While talking about the budget is enough to put most people to sleep, it also contains specifics about what will and won’t be spent. Those specifics can be used to get people angry. Therefore, the Democrats, although they had majorities in both houses in 2010, refused to pass a budget.
Once the Republicans got control of the House of Representatives after the 2010 election, the game changed. Although the Democrats have the Presidency and a majority in the Senate, they are trying to play the “outs” game. They are trying to paint themselves as the “out of power” party fighting to save everything from the Republicans.
Congressman Paul Ryan (R-Wisconsin) has developed a plan to slow the rate of growth in government spending. While his plan makes no changes to Medicare or Social Security for anyone over 55, there are changes for younger people designed to keep the plans functioning for future generations.
This is as specific and real as legislation gets. But it gave the Democrats the opportunity to sell vaporware. The Republican House of Representatives passed the Ryan Budget and sent it to the Senate. It was rejected on essentially a “party line” vote. No Democrats voted for it and a handful of Republicans voted against it.

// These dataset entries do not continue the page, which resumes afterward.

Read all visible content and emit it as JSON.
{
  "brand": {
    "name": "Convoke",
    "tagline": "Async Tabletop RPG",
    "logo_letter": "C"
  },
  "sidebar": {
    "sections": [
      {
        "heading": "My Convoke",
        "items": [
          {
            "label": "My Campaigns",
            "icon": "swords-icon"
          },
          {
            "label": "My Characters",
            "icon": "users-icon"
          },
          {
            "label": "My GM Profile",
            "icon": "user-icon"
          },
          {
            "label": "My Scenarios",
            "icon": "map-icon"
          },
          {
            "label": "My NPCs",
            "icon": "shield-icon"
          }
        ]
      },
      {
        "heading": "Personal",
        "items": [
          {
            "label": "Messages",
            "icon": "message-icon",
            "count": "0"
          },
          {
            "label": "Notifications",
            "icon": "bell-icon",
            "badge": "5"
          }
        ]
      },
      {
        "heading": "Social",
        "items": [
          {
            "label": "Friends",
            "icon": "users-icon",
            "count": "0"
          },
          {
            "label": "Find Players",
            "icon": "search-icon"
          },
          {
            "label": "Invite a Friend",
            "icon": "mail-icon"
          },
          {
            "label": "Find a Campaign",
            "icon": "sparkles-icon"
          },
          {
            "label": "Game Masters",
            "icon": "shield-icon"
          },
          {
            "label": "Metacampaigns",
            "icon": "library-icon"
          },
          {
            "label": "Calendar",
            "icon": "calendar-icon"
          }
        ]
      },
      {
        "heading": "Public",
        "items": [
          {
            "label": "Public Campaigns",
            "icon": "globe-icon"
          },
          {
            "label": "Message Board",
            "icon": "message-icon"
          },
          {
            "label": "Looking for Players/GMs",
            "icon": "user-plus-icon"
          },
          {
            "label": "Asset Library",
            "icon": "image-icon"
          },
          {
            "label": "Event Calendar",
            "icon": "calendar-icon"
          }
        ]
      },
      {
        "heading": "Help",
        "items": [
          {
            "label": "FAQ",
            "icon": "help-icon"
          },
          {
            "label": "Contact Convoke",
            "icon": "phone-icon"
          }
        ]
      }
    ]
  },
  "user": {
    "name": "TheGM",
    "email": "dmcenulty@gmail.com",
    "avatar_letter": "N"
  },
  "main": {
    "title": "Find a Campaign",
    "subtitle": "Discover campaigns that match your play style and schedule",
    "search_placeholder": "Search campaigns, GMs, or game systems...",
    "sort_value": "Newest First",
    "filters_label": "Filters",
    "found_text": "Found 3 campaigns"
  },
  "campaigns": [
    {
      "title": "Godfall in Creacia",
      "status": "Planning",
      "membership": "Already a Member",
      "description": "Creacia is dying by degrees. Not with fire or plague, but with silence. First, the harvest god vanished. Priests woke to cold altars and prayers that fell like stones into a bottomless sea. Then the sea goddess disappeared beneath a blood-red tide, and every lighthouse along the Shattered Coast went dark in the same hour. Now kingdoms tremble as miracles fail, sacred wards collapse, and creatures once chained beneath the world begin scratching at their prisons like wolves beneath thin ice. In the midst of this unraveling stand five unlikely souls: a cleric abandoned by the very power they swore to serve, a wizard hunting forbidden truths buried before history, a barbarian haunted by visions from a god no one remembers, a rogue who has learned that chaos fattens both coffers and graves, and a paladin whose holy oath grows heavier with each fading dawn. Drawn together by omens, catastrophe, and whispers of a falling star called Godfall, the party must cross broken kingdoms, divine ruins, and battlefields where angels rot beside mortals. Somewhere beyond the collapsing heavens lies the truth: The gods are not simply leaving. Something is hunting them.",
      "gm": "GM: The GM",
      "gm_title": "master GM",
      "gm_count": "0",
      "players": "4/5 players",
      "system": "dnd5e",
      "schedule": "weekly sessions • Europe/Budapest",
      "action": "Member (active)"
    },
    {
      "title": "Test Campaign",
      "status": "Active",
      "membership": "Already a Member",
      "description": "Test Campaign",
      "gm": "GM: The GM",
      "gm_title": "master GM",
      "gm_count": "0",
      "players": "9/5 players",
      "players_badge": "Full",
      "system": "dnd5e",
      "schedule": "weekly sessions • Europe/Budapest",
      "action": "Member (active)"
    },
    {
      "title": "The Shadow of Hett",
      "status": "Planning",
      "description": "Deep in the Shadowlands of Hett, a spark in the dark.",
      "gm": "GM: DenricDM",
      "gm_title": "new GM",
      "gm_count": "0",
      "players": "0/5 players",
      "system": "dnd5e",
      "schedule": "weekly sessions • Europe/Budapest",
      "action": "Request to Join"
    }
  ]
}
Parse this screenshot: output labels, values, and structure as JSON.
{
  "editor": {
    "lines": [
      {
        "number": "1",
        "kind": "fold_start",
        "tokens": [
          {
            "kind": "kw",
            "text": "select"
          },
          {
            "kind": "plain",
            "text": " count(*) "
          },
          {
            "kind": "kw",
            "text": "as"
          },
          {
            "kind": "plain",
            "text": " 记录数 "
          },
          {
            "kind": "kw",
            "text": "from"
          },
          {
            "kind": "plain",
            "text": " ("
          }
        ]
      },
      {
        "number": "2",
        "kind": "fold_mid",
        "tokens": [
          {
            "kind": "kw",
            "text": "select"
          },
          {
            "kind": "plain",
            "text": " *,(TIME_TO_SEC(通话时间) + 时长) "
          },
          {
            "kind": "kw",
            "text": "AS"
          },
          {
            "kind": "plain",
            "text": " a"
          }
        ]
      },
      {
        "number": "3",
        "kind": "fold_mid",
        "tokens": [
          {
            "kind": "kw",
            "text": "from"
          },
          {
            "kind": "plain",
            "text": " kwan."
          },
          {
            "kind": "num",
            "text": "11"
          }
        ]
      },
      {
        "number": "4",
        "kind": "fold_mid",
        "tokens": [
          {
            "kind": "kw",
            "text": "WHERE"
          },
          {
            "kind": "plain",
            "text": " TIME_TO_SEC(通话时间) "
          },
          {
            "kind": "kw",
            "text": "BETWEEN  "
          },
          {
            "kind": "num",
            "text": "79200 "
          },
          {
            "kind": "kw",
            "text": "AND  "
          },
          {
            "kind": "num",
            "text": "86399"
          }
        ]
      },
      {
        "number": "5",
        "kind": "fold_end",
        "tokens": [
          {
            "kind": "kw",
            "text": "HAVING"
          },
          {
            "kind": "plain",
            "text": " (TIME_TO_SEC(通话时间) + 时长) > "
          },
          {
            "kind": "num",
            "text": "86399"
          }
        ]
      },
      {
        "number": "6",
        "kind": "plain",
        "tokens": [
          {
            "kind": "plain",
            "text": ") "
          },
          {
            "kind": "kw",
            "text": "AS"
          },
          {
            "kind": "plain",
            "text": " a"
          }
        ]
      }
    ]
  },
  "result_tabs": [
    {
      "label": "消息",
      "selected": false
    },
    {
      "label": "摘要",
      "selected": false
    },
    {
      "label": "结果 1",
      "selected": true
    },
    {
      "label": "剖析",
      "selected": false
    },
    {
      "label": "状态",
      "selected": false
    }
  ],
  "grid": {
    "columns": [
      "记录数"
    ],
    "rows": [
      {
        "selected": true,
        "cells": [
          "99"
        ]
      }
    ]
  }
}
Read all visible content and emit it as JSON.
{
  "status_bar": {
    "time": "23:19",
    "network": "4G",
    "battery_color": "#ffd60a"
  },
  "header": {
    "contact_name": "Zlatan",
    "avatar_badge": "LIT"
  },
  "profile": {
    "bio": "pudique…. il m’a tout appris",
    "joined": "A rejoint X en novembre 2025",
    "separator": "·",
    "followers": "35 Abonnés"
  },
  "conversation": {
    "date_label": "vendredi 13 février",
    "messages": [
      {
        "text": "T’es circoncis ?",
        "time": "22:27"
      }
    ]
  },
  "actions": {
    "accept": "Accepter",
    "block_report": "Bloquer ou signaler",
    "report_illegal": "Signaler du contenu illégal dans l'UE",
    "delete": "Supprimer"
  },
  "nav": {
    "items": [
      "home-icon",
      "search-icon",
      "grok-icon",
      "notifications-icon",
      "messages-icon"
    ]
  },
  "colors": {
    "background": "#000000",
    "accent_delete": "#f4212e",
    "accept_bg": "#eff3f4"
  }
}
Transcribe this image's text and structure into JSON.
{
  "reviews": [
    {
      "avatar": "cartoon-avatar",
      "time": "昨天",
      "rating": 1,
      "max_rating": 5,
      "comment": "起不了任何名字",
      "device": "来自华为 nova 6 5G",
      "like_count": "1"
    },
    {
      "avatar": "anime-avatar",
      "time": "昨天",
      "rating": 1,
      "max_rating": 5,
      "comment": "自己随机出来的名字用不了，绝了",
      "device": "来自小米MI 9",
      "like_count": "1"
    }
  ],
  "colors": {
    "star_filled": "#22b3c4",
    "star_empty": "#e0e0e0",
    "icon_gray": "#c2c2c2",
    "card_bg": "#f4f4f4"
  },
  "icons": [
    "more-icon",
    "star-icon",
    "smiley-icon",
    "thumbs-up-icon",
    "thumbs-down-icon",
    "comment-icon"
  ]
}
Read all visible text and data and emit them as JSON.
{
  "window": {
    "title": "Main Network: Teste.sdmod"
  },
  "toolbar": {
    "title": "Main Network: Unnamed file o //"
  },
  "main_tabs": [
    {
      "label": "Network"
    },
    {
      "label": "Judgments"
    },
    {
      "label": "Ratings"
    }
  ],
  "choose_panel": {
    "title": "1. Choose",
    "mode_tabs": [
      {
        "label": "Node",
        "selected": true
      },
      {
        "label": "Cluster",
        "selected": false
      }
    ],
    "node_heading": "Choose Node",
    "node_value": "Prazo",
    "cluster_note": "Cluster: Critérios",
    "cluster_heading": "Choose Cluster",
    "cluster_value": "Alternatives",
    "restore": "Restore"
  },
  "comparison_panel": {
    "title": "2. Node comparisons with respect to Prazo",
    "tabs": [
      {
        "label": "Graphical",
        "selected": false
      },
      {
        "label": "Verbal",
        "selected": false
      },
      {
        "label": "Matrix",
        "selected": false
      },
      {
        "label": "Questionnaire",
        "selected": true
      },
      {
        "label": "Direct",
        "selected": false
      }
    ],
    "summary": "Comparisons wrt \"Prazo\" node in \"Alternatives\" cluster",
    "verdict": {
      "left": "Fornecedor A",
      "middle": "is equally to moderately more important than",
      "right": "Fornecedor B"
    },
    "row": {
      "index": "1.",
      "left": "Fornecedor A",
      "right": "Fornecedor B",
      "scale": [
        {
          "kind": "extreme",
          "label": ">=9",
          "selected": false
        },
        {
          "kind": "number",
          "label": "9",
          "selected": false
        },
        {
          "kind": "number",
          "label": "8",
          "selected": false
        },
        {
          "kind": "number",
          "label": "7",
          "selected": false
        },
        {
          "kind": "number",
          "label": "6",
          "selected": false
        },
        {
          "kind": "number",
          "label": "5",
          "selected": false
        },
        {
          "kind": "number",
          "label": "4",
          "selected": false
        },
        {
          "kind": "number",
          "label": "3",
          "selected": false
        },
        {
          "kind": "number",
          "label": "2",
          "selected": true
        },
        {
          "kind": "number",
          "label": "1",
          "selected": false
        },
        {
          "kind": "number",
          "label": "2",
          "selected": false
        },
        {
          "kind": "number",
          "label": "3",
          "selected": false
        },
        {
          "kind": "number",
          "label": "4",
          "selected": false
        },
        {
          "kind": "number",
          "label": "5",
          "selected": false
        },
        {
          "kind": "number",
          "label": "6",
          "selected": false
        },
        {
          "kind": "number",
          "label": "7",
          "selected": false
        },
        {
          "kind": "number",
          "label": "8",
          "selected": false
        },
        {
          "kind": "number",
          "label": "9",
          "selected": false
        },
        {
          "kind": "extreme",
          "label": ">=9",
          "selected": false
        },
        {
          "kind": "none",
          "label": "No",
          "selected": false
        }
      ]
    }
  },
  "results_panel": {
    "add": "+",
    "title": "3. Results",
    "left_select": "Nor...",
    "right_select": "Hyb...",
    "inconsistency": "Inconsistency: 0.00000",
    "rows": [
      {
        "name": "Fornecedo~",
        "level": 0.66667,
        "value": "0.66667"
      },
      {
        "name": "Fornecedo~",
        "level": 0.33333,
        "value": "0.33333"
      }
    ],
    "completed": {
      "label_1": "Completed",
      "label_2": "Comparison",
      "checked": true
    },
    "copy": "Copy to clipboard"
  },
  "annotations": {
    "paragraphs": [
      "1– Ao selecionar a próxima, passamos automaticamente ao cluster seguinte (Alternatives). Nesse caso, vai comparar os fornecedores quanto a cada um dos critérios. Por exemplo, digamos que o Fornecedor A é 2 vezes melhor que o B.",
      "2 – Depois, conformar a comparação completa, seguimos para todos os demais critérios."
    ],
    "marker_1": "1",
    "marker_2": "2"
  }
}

The Democrats, knowing that specifics can be attacked, have refused to propose a budget of their own. Earlier in 2011, Mr. Obama presented a budget containing tax increases to fund some of his programs. The Senate rejected his budget 97 to nothing. That is, no senator of either party voted for it.
The Democratic response to the “Ryan Budget” has been to launch a “Medi-scare” campaign. They are promising a Vaporware world where everything is affordable and taxes will only go up on other people. They are running hard against any specifics offered by either the President or the Republicans.
The Democrats are convinced that by laying low and refusing to mention specifics they can hold on to something in 2012. If they hold the Presidency or the Senate or regain the house, they will be able to block the reversal of the programs enacted in the 111st Congress. If they lose all the branches, major legislative changes are likely.
The question for the 2012 voters will be, are promises better than reality, or, is vaporware something the public will buy.